Autoimmune Myocarditis
Autoimmune Myocarditis is an Inflammation of the heart muscles caused due to an autoimmune response.


The symptoms follow diverse clinical presentations, ranging from chest pain to acute cardiogenic shock.  The patients can also develop temporary or permanent impairment of cardiac functions including acute cardiomyopathy with hemodynamic compromise or severe arrhythmias. However, myocarditis, for the most part, is underdiagnosed due to a large number of asymptomatic cases.  Nevertheless, it remains one of the most significant causes of DCM with up to 30% of cases progressing to DCM.
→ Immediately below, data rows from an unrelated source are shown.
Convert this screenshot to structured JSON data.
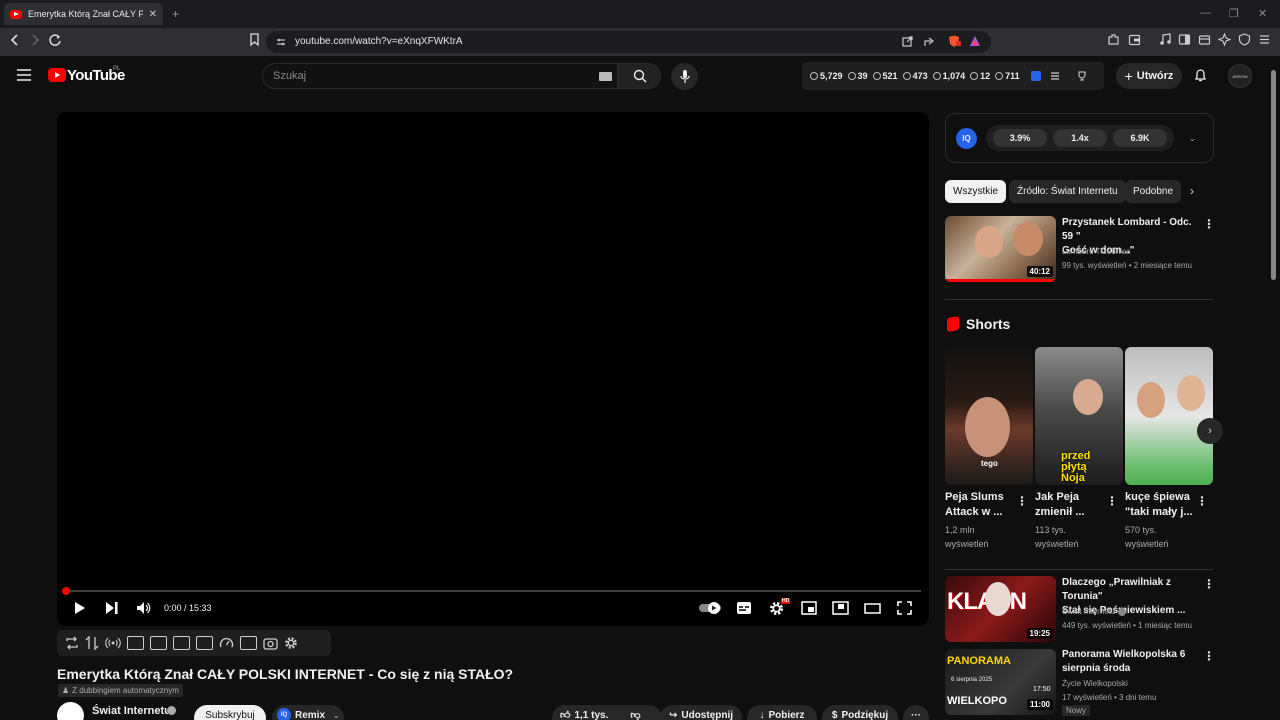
{
  "browser": {
    "tab_title": "Emerytka Którą Znał CAŁY POLSKI",
    "tab_close": "✕",
    "new_tab": "+",
    "url": "youtube.com/watch?v=eXnqXFWKtrA"
  },
  "masthead": {
    "logo_text": "YouTube",
    "region": "PL",
    "search_placeholder": "Szukaj",
    "create_label": "Utwórz",
    "avatar_text": "ARROW"
  },
  "stats": [
    {
      "icon": "clock-icon",
      "value": "5,729"
    },
    {
      "icon": "eye-icon",
      "value": "39"
    },
    {
      "icon": "eye-icon",
      "value": "521"
    },
    {
      "icon": "money-icon",
      "value": "473"
    },
    {
      "icon": "eye-icon",
      "value": "1,074"
    },
    {
      "icon": "clock-icon",
      "value": "12"
    },
    {
      "icon": "person-icon",
      "value": "711"
    }
  ],
  "player": {
    "time": "0:00 / 15:33",
    "progress_fraction": 0.0,
    "hd_badge": "HD"
  },
  "video": {
    "title": "Emerytka Którą Znał CAŁY POLSKI INTERNET - Co się z nią STAŁO?",
    "dub_label": "Z dubbingiem automatycznym",
    "channel": "Świat Internetu",
    "subscribe": "Subskrybuj",
    "remix": "Remix",
    "remix_badge": "IQ",
    "likes": "1,1 tys.",
    "share": "Udostępnij",
    "download": "Pobierz",
    "thanks": "Podziękuj",
    "more": "···"
  },
  "iq": {
    "logo": "IQ",
    "pills": [
      "3.9%",
      "1.4x",
      "6.9K"
    ]
  },
  "chips": [
    "Wszystkie",
    "Źródło: Świat Internetu",
    "Podobne"
  ],
  "recommended_top": {
    "title_line1": "Przystanek Lombard - Odc. 59 \"",
    "title_line2": "Gość w dom...\"",
    "channel": "Lombard Trzebnica",
    "meta": "99 tys. wyświetleń • 2 miesiące temu",
    "duration": "40:12"
  },
  "shorts": {
    "label": "Shorts",
    "items": [
      {
        "title_line1": "Peja Slums",
        "title_line2": "Attack w ...",
        "meta_line1": "1,2 mln",
        "meta_line2": "wyświetleń"
      },
      {
        "title_line1": "Jak Peja",
        "title_line2": "zmienił ...",
        "meta_line1": "113 tys.",
        "meta_line2": "wyświetleń"
      },
      {
        "title_line1": "kuçe śpiewa",
        "title_line2": "\"taki mały j...",
        "meta_line1": "570 tys.",
        "meta_line2": "wyświetleń"
      }
    ],
    "thumb_caption_1": "tego",
    "thumb_caption_2a": "przed",
    "thumb_caption_2b": "płytą",
    "thumb_caption_2c": "Noja"
  },
  "recommended": [
    {
      "title_line1": "Dlaczego „Prawilniak z Torunia\"",
      "title_line2": "Stał się Pośmiewiskiem ...",
      "channel": "Świat Internetu",
      "meta": "449 tys. wyświetleń • 1 miesiąc temu",
      "duration": "19:25",
      "thumb_text": "KLAUN"
    },
    {
      "title_line1": "Panorama Wielkopolska 6",
      "title_line2": "sierpnia środa",
      "channel": "Życie Wielkopolski",
      "meta": "17 wyświetleń • 3 dni temu",
      "duration": "11:00",
      "badge": "Nowy",
      "thumb_text": "PANORAMA",
      "thumb_sub": "6 sierpnia 2025",
      "thumb_time": "17:50",
      "thumb_bottom": "WIELKOPO"
    }
  ],
  "colors": {
    "accent": "#ff0000",
    "iq_blue": "#2563eb",
    "bg": "#0f0f0f"
  }
}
The signs and distinct symptoms of symptomatic autoimmune myocarditis may consist of: 

  • Chest pain 

  • Abnormal heartbeat or arrhythmias

  • Shortness of breath, fatigue 

  • Swelling in the legs

  • Signs of infection such as fever

  • Headache

  • Diarrhea 

  • Swelling of extremities


Diagnosis of autoimmune myocarditis is primarily based on clinical observation findings. For viral myocarditis, the detection of pathogens and associated symptoms are to be sought. Simultaneously, pre-existing cardiovascular disease or other causes that may explain the clinical condition must be confirmed or excluded before confirming myocarditis.
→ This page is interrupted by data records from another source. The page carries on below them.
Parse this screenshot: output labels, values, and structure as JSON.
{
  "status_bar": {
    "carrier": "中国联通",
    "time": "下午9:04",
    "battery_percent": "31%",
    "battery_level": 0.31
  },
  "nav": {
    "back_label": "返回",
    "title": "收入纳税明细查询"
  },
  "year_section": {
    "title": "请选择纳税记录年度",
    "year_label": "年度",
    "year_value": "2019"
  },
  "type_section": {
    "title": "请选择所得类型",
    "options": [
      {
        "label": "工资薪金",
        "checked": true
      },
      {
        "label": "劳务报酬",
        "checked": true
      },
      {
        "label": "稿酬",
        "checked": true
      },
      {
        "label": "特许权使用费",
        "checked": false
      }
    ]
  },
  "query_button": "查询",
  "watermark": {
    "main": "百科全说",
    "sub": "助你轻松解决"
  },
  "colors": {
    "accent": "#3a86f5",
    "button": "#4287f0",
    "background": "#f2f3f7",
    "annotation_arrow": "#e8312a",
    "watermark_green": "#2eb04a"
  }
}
Some diagnostic techniques and tools are:

  • Echocardiogram (ECG) 

  • Cardiac magnetic resonance imaging  or CMR imaging

  • Endomyocardial biopsy or EMB remains the gold standard

  • Cardiac marker testing such as cardiac troponins, creatine kinase, and myoglobin levels 

  • Histological studies 

  • PET scan 

  • Antimyosin scintigraphy 

  • Coronary angiography


Patients with hemodynamically stable conditions, but having heart failure should be treated with diuretics to expel the undesired amount of water and salts in the form of urine, from the body leading to relaxation of the pressure of the blood vessels. Such patients can also be treated with angiotensin-converting enzyme inhibitor or angiotensin receptor blockers, which also works by relaxation of blood vessels and decrease in blood volume to reduce blood pressure in patients. Moreover, beta-adrenergic blockers may also be utilized which block the effect of epinephrine hormones leading to reduced heart rate along with lowering blood pressure and thus preventing the possibility of a heart attack. 
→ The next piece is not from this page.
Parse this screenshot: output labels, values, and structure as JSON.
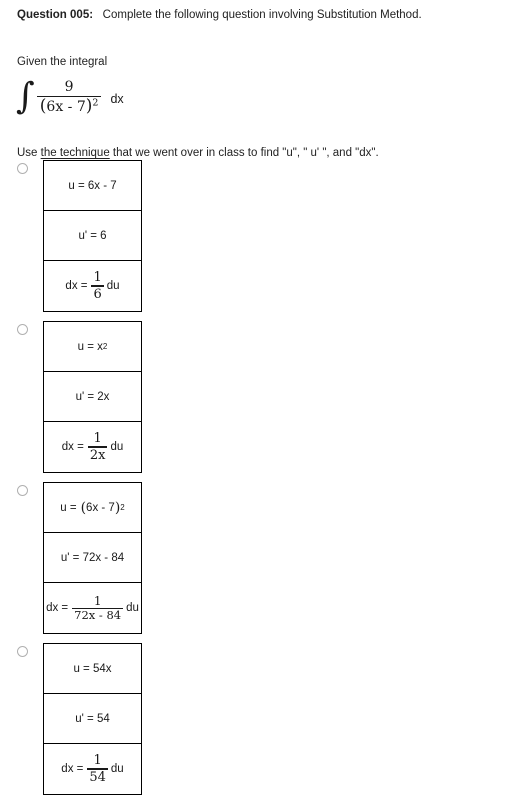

In persistent heart failure despite the optimal management, additional treatment with aldosterone antagonists may be considered. Specifically, in autoimmune myocarditis with common systemic disorders, high-dose intravenous immunoglobulin (IVIG) is therapeutic, which is a promising option. Some novel treatment strategies include (1) specific epitope-derived peptides as autoantibody-scavengers, (2) direct targeting/suppression of antibody-producing B cells and/or plasma cells, and 3) immunoadsorption (IA) of disease-causing antibodies. The management should include long-term follow-up of autoimmune myocarditis patients with clinical observation as well as non-invasive cardiac examination with imaging and inclusion of steroids as immunosuppressants.  Cardiac transplantation should be the last resort for patients with severe complications. The early monitoring of autoimmune myocarditis is required to reduce the growing incidences of heart attacks. The detection through imaging techniques and management with subsequent follow-ups are highly needed.